9. It is unlikely these facilities could be built to the east of the lake, as the proximity of the mineralised rock to the western edge of the lake makes it economically impracticable to build them on the other side.
A determination of native title over the non-overlapping area will require that Kelaray, in order to construct such facilities, will need to negotiate and/or commence proceedings with the registered native title holders. As such, its interests may be affected.
28 The significance of the present provisions in relation to the present claim area (which excludes the Lake Torrens area over part of which EL 4296 lies) is that Kelaray no longer has an "interest in relation to the land and waters" of this claim area. It could not now routinely qualify as a party to this claim under s 84(3)(a) and (b). Any such interest is confined to the Kokatha Uwankara (Part B) (Lake Torrens) claim. Any "interests" it has in the present claim area do not fall within the relevant definition in s 253.
29 Kelaray's evidence shows that it has held exploration rights over part of the Lake Torrens area since 1998. There are "preliminary indications" of substantial mineral deposits with the area of EL 4296, and exploratory non-field based investigations are continuing in respect of the tenement. EL 4296 expires on 17 August 2013. Kelaray anticipates that it will be renewed. Depending on further investigations (in an unspecified time frame, but assuming EL 4296 is extended) and the identification more positively of mineralised rock within the scope of the exploration licence, it will be necessary to determine whether the tenement is "economically viable". If that step is then affirmatively assessed, it is said that Kelaray (presumably with Straits) would apply for a mining lease over the same area of Lake Torrens.

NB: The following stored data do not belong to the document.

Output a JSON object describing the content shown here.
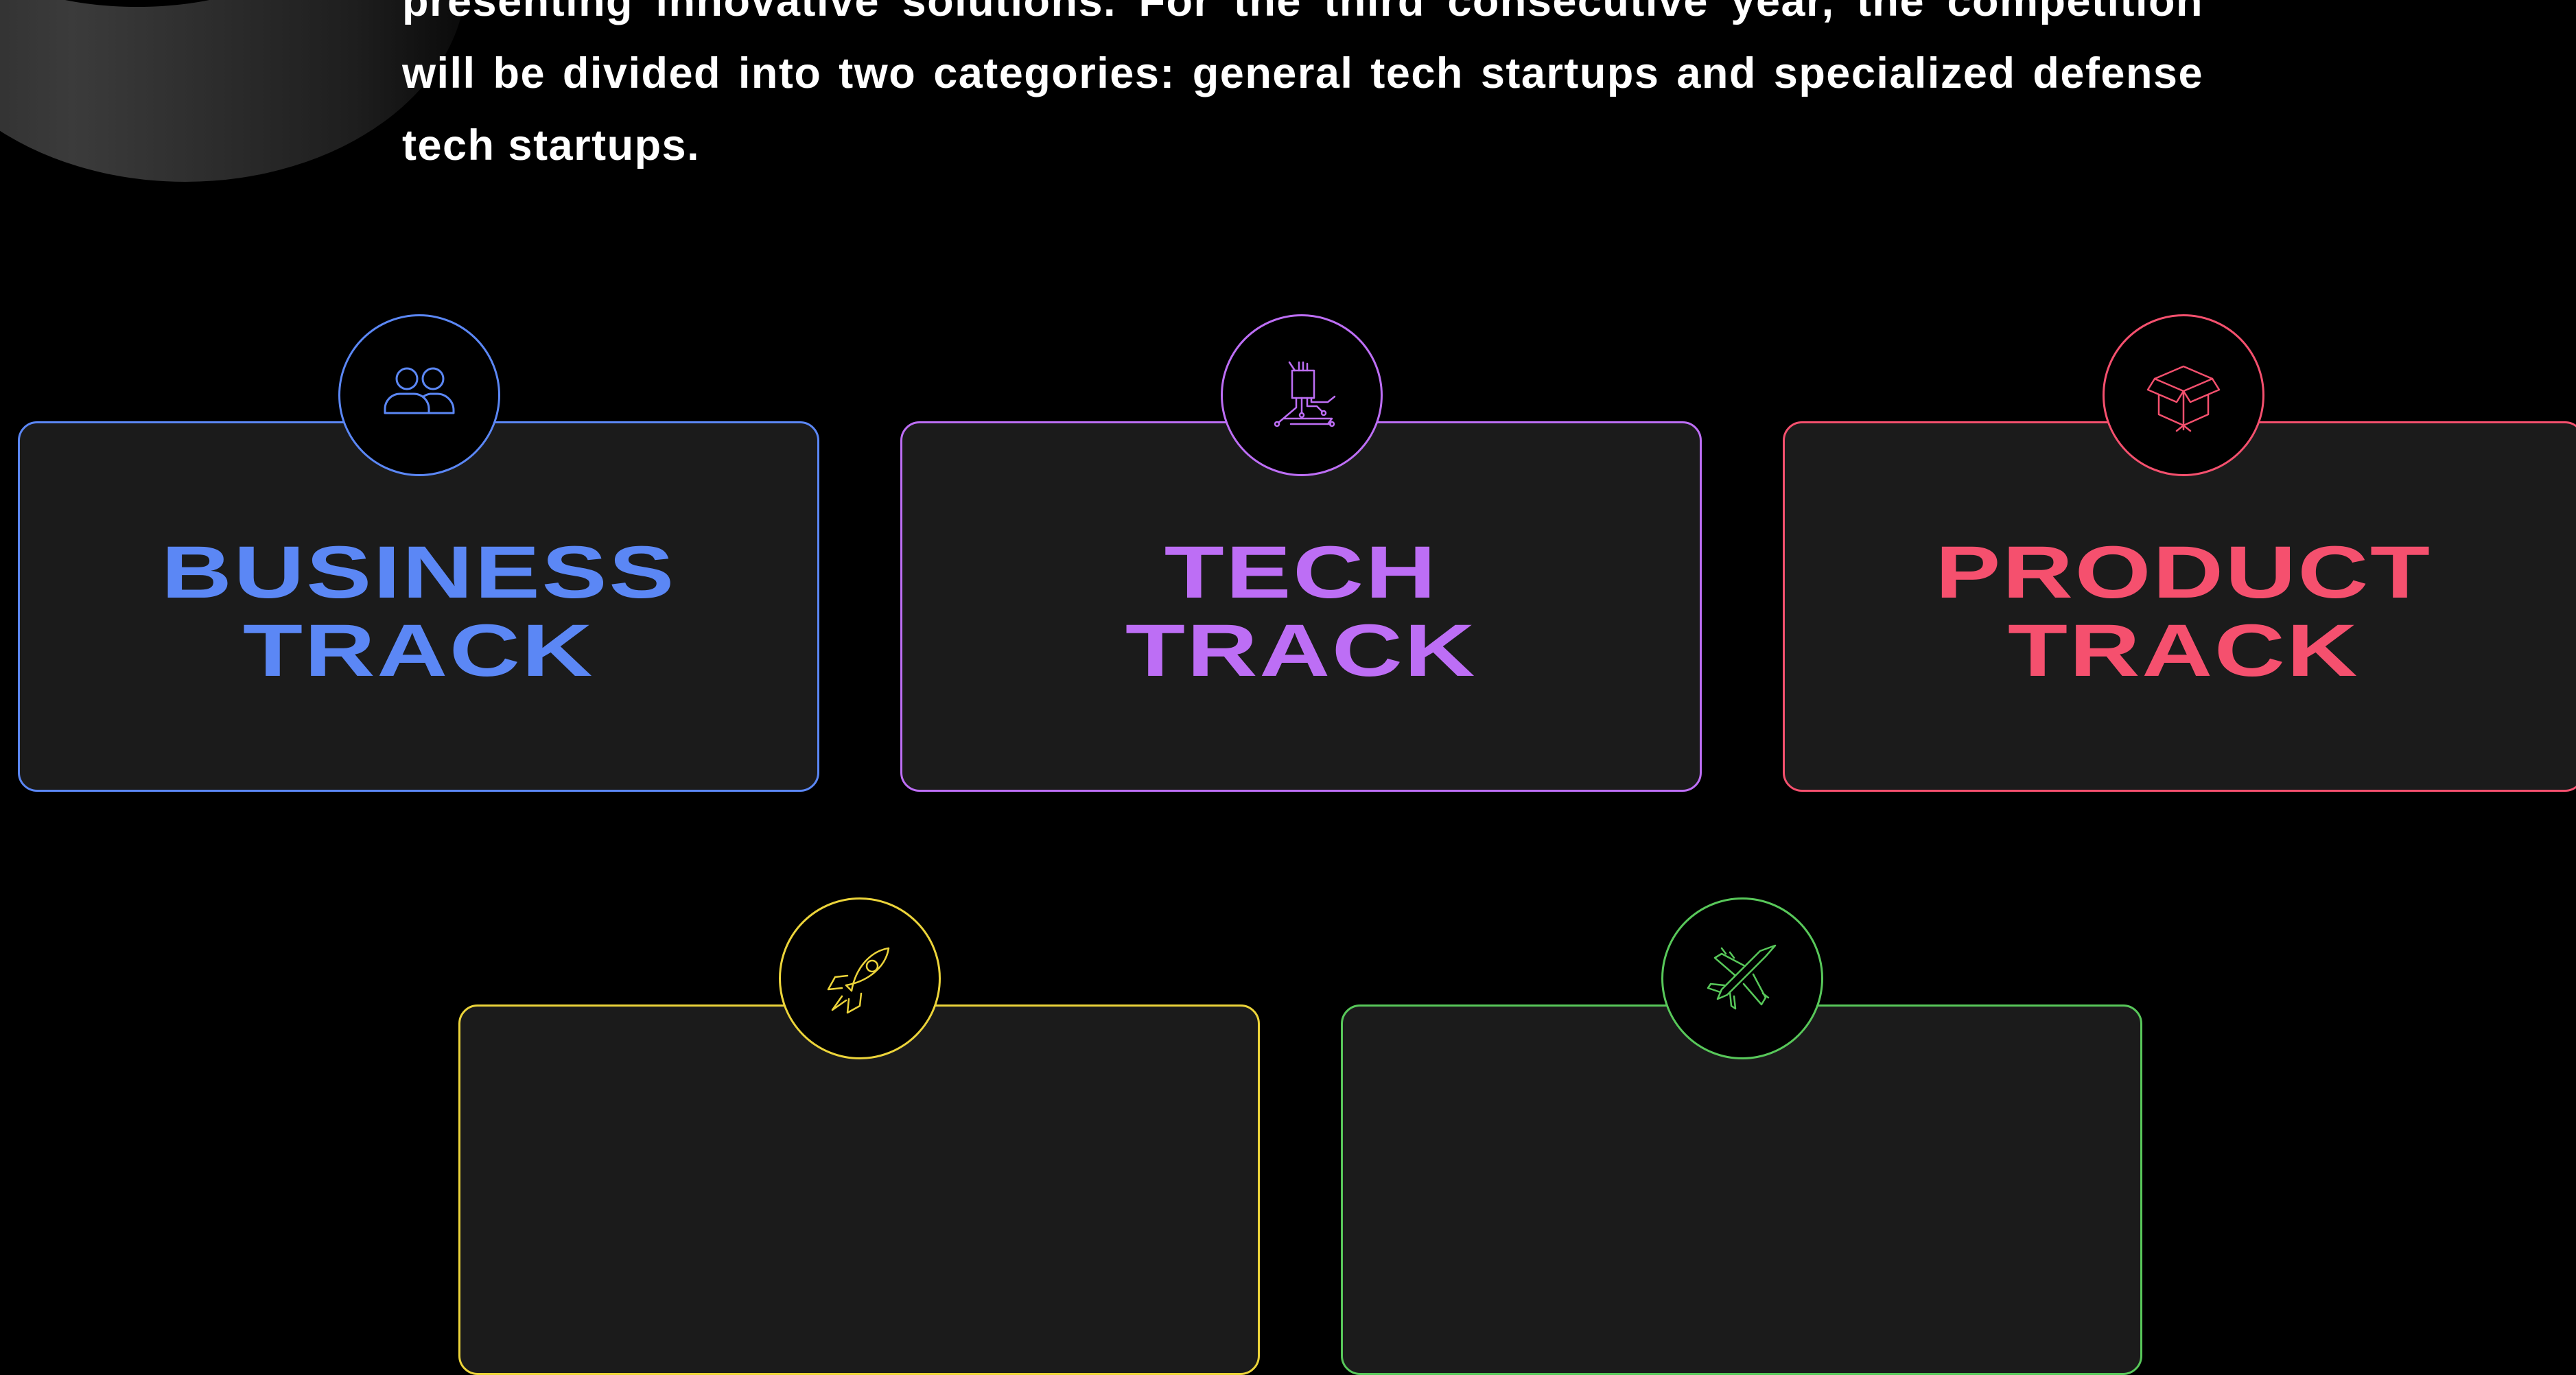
{
  "intro": {
    "text": "presenting innovative solutions. For the third consecutive year, the competition will be divided into two categories: general tech startups and specialized defense tech startups."
  },
  "tracks": [
    {
      "line1": "BUSINESS",
      "line2": "TRACK",
      "icon": "users-icon",
      "color": "#5b87f5"
    },
    {
      "line1": "TECH",
      "line2": "TRACK",
      "icon": "chip-circuit-icon",
      "color": "#bd6ef5"
    },
    {
      "line1": "PRODUCT",
      "line2": "TRACK",
      "icon": "open-box-icon",
      "color": "#f5506e"
    },
    {
      "line1": "",
      "line2": "",
      "icon": "rocket-icon",
      "color": "#ecd43a"
    },
    {
      "line1": "",
      "line2": "",
      "icon": "fighter-jet-icon",
      "color": "#58c85a"
    }
  ],
  "colors": {
    "background": "#000000",
    "card_background": "#1b1b1b",
    "text": "#ffffff"
  }
}
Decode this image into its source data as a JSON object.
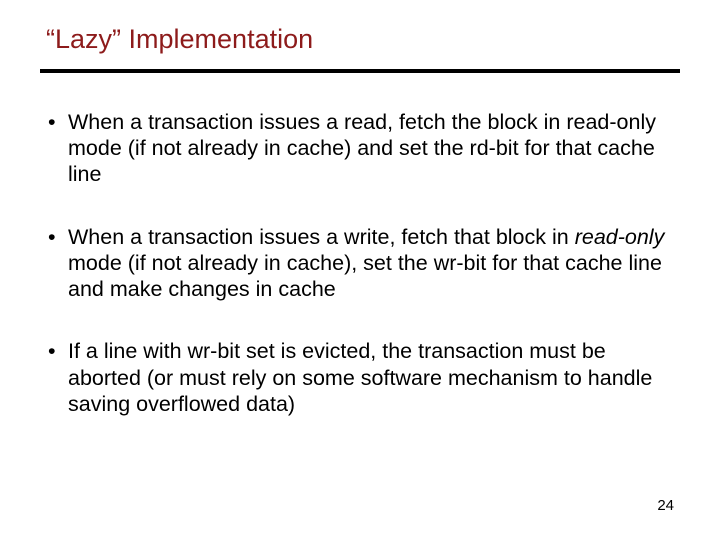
{
  "title": "“Lazy” Implementation",
  "bullets": [
    {
      "pre": "When a transaction issues a read, fetch the block in read-only mode (if not already in cache) and set the rd-bit for that cache line",
      "em": "",
      "post": ""
    },
    {
      "pre": "When a transaction issues a write, fetch that block in ",
      "em": "read-only",
      "post": " mode (if not already in cache), set the wr-bit for that cache line and make changes in cache"
    },
    {
      "pre": "If a line with wr-bit set is evicted, the transaction must be aborted (or must rely on some software mechanism to handle saving overflowed data)",
      "em": "",
      "post": ""
    }
  ],
  "page_number": "24"
}
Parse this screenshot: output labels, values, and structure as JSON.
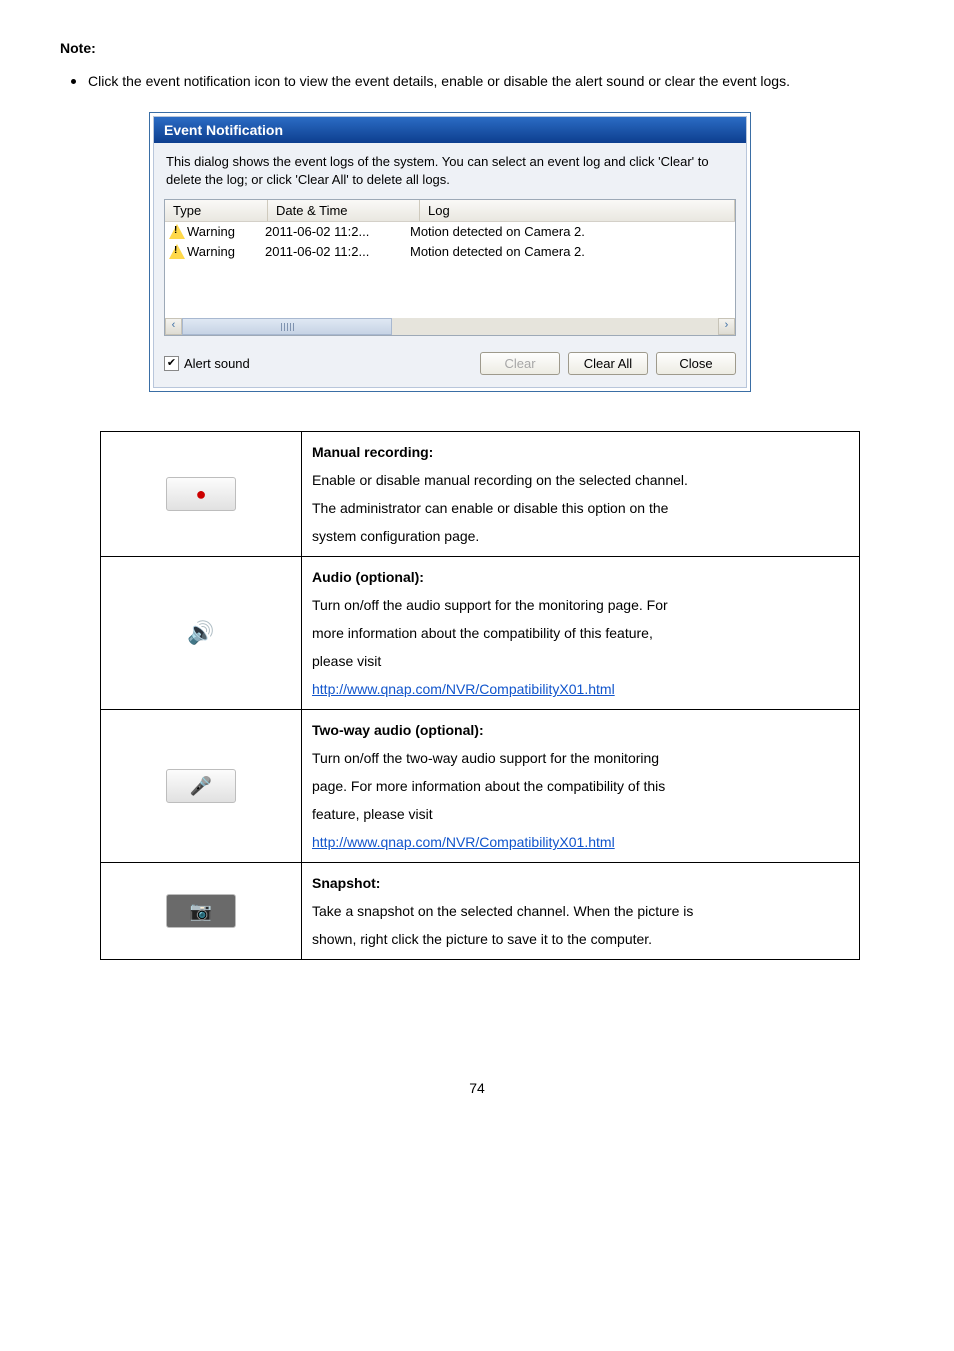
{
  "note_label": "Note:",
  "note_bullet": "Click the event notification icon to view the event details, enable or disable the alert sound or clear the event logs.",
  "dialog": {
    "title": "Event Notification",
    "description": "This dialog shows the event logs of the system. You can select an event log and click 'Clear' to delete the log; or click 'Clear All' to delete all logs.",
    "columns": {
      "type": "Type",
      "date": "Date & Time",
      "log": "Log"
    },
    "rows": [
      {
        "type": "Warning",
        "date": "2011-06-02 11:2...",
        "log": "Motion detected on Camera 2."
      },
      {
        "type": "Warning",
        "date": "2011-06-02 11:2...",
        "log": "Motion detected on Camera 2."
      }
    ],
    "alert_sound": "Alert sound",
    "buttons": {
      "clear": "Clear",
      "clear_all": "Clear All",
      "close": "Close"
    }
  },
  "table": {
    "row1": {
      "title": "Manual recording:",
      "l1": "Enable or disable manual recording on the selected channel.",
      "l2": "The administrator can enable or disable this option on the",
      "l3": "system configuration page."
    },
    "row2": {
      "title": "Audio (optional):",
      "l1": "Turn on/off the audio support for the monitoring page.   For",
      "l2": "more information about the compatibility of this feature,",
      "l3": "please visit",
      "link": "http://www.qnap.com/NVR/CompatibilityX01.html"
    },
    "row3": {
      "title": "Two-way audio (optional):",
      "l1": "Turn on/off the two-way audio support for the monitoring",
      "l2": "page.   For more information about the compatibility of this",
      "l3": "feature, please visit",
      "link": "http://www.qnap.com/NVR/CompatibilityX01.html"
    },
    "row4": {
      "title": "Snapshot:",
      "l1": "Take a snapshot on the selected channel.   When the picture is",
      "l2": "shown, right click the picture to save it to the computer."
    }
  },
  "icons": {
    "record": "●",
    "audio": "🔊",
    "mic": "🎤",
    "snapshot": "📷"
  },
  "page_number": "74"
}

30 Kelaray says that, because of the depth of any such mining and the nature of the surface of Lake Torrens, there would have to be an underground mine with a sloping underground access ramp (decline portal) from west of the western margin of Lake Torrens, and therefore commencing from the present claim area, with associated infrastructure around the decline portal occupying some 0.35 square kilometres. That would in any event, it accepts, require the grant of further licences under the Mining Act 1971 (SA) and/or other access arrangements over that area.
31 There is no preliminary feasibility study at present.